Desse modo, podemos dizer que fé, para Ricoeur, é um sentimento. Tal sentimento de pertencimento nasce da relação amorosa entre o divino e o sujeito. Com isso, podemos dizer que fé é um sentimento da mesma forma que dizemos que amor também é, dentro de todas as suas complicações próprias, para não cairmos em um certo sentimentalismo. A fé enquanto sentimento aponta para um novo horizonte fenomenológico, pois indica a busca de uma alteridade integral, e, assim como o amor, também mobiliza os afetos.
Esse sentimento, que consiste em maneiras de ser afetado absolutamente, desmente a incapacidade de a fenomenologia abrir a intencionalidade da consciência para uma alteridade integral. A esses sentimentos e a essas afecções podemos localizar o título geral da prece e que se desdobram da queixa até o elogio, passando pela súplica e pelo pedido.
Como podemos notar, a fé é anterior à palavra e é origem de interpretação. Porém, sua investigação não pode ser anterior à linguagem; pelo contrário, devemos sempre investigar a experiência religiosa na linguagem. Assim, devemos ter claro que “[…] é sempre numa linguagem que se articula a experiência religiosa, quer a entendamos num sentido cognitivo, prático ou emocional”. Neste sentido, a fé sempre é mediatizada, ou melhor, é sempre duplamente mediatizada, assim diz Ricoeur em seus fragmentos:
Minha relação com a pessoa da figura de Jesus é, assim, duplamente mediatizada: por textos canônicos, eles próprios carregados de interpretação, e por tradições de interpretação que fazem parte da herança cultural e da motivação profunda das minhas convicções. É nesse sentido que reconheço “aderir” à tradição evangélica reformada. Não há fé “imediata”.
Mas como esta herança cultural e motivação profunda de convicções são fonte da interpretação por parte do religioso? A definição de cristianismo que Ricoeur propõe nos dá algumas pistas para uma resposta: “‘Um acaso transformado em destino por uma opção contínua’: meu cristianismo”. Segundo Victor Chaves de Souza, Paul Ricoeur quer apontar, com isso, que “[o] cristianismo se insere entre o destino e a convicção. É no sentido vivencial do assumir o destino que há a escolha constante”. Assim, o cristão sempre se defronta com a figura de Cristo para assumir sua posição, sua interpretação. É possível perceber este posicionamento apontado no manuscrito de Ricoeur sobre a morte.
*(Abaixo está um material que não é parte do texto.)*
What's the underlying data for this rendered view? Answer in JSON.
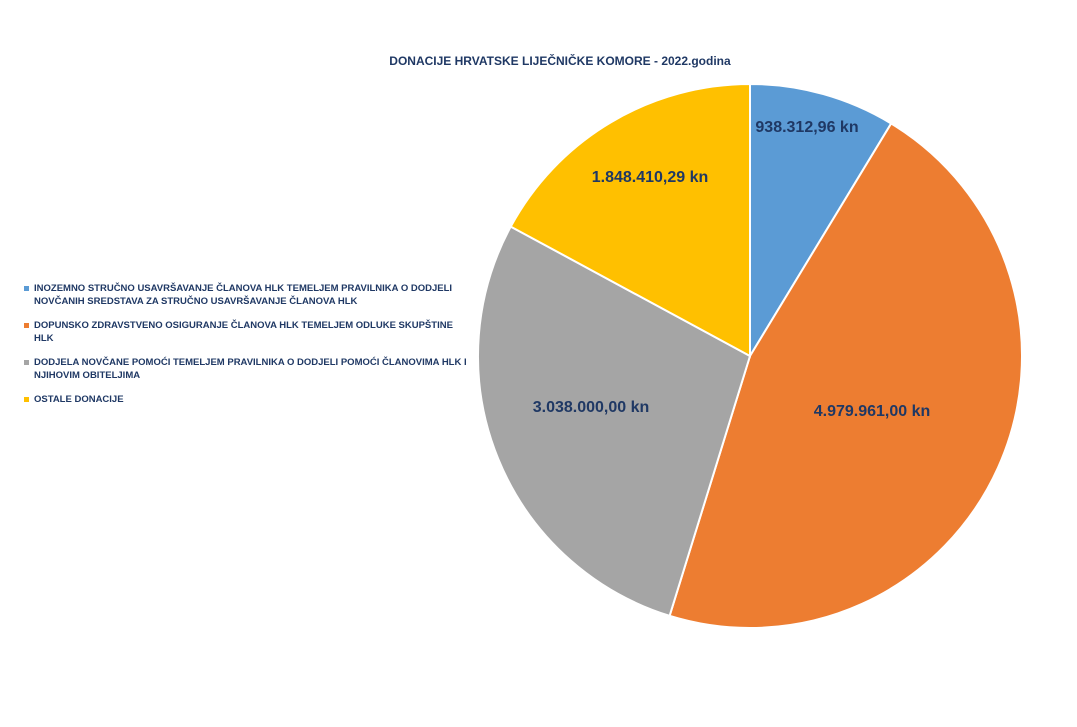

Num dos textos de filosofia da religião de Ricoeur, ele inicia com o seguinte esquema:
Duas linhas de pensamento > O desapego perfeito/a confiança na preocupação de Deus
Temos aqui duas linhas de pensamento. Diante da segunda linha de pensamento, vemos a preocupação do cristão diante da morte: será que Deus se lembrará de mim? Pois, como o próprio Ricoeur indica, é mais do que natural a transição no sujeito religioso entre o presente do pensamento “Deus se lembra de mim”, para o futuro “Deus se lembrará de mim”. Por outro lado, a primeira linha de pensamento, expressa nesse esquema, não aponta para filosofia, mas para o pensamento budista. Paul Ricoeur não recorre ao pensamento filosófico, pois reconhece que, nesta problemática o budismo pode trazer resultados bem mais frutuosos: “Aqui o ‘budismo’ pode ajudar, na medida em que em meu tema da atestação pode se ocultar uma resistência ao ‘desapego’. Eu diria hoje: defensiva filosófica do ipse para uma ética da responsabilidade e da justiça. Renúncia ao ipse para uma preocupação para a morte”.
Diante disso, podemos apontar três coisas:
I. Uma possível reflexão, por meio de uma filosofia da religião, do pensamento budista na hermenêutica cristã.
II. O quanto a reflexão da filosofia da religião por Ricoeur é independente de sua reflexão filosófica, isto é, não busca ser uma resposta para as questões levantadas em seus textos filosóficos, pois, em O Si-Mesmo como Outro, o filósofo francês se afasta do pensamento de Parfit, que tende ao budismo, por conta de suas consequências éticas.
III. Uma possível filosofia da religião no pensamento filosófico de Ricoeur, a partir da distinção filosófica entre ipse e idem.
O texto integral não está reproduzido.